Granted, I play in a 60+ league with men whose chief form of currency is punching their grandkids, so no one’s going to argue that we have a higher threshold for pain than a late-inning nancy-boy getting paid billions of dollars to play 1/9 of a baseball game.  So no one is trying to say that Ryan Madson is a pansy for going on the DL with a “bruised right hand.”

Wait, no.  Me.  I am saying that.  In fact, I got that Tenneson kid from down the street to show me how to use a computer just so I could take my rants onto the internet.  You’re probably wondering how I got so good at typing so quickly.  Well, I politely asked the Tenneson kid to stick around and type while I dictated to him whilst sitting across the room, tapping the WWII-era pistol I got off a dead Nazi.

Yes, you hear it, don’t you, Timmy?  The tapping of my strangely long fingernails against 50-year-old German steel?

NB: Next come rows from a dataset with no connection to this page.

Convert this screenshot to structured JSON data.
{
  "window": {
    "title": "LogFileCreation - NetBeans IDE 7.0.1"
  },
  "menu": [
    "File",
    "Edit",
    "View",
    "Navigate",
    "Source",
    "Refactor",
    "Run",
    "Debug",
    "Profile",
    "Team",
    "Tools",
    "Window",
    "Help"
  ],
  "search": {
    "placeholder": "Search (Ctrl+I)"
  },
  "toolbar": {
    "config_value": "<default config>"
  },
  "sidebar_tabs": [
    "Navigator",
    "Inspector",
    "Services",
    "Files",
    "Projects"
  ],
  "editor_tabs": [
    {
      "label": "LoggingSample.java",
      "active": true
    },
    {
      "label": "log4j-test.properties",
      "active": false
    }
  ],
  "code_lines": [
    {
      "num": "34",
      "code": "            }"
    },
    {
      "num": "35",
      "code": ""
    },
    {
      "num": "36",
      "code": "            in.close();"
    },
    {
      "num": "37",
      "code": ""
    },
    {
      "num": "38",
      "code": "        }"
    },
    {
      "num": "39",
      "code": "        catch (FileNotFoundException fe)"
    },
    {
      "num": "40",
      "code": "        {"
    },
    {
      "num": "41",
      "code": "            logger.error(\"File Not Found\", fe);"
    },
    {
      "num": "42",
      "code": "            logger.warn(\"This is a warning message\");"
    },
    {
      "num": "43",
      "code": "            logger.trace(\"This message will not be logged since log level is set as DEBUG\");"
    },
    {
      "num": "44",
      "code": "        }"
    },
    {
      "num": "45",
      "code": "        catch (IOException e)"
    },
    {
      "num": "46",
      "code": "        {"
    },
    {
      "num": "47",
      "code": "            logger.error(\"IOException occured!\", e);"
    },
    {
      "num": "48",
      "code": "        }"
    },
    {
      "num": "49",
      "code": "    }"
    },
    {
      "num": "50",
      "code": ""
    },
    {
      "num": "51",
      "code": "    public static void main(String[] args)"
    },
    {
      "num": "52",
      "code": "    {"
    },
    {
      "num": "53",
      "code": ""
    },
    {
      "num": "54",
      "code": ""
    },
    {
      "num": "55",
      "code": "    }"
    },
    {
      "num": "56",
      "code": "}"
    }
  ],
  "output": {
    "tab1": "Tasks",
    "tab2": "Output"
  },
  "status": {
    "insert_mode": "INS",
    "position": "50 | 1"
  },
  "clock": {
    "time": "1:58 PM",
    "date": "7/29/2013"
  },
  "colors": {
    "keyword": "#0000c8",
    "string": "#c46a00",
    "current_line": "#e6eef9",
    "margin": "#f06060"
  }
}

But to the point, for every one thing I know about killing Nazis, I know 10 about playing baseball games.  And while most of these Phillies pitchers know how to play this game the right way–by continuing to pitch without stopping until their arm bones have the consistency of dead leaves–the closers seem to be the most prone to horrific injury, despite only showign up DAMN IT TIMMY IS THAT A TYPO.  WHAT THE HELL DID I TELL YOU ABOUT TYPOS.  YOU’RE BIRTH WAS A TYPO BY THE KEYSTROKES OF HUMANITY.  NO, DON’T GO BACK AND FIX IT, THERE’S NO TIME.  THE LONGER THIS TAKES THE MORE MY MEMORY FADES BEHIND THE BLOODY MIST OF A GLOBAL CONFLICT.  JUST CONCENTRATE ON TYPING MY SHOUTING.

I’m just saying, first this Lidge character doesn’t show up for baseball, then that Cuban defector refused to play because of a forearm thing and now Madson’s freaking out because of that thing I said before.  Whatever it was.

Cubans.  They’ve got those missiles down there.

Closers are a joke, anyhow.  Why the Phillies can’t just stick a industrial fan out there to propel the ball toward the plate for three outs is beyond me.  I’m sick of these primadonnas using sabermetrics to get out of pitching.

What?  You think I’m too senile to know what sabermetrics is?  I’ll have you know I had a dream where a Nazi I bayonetted to death crawled through my window and explained the theories of “Moneyball” to me.  So I’ve got a pretty good handle on things, thank you very much.

Who the hell is this kid at my computer.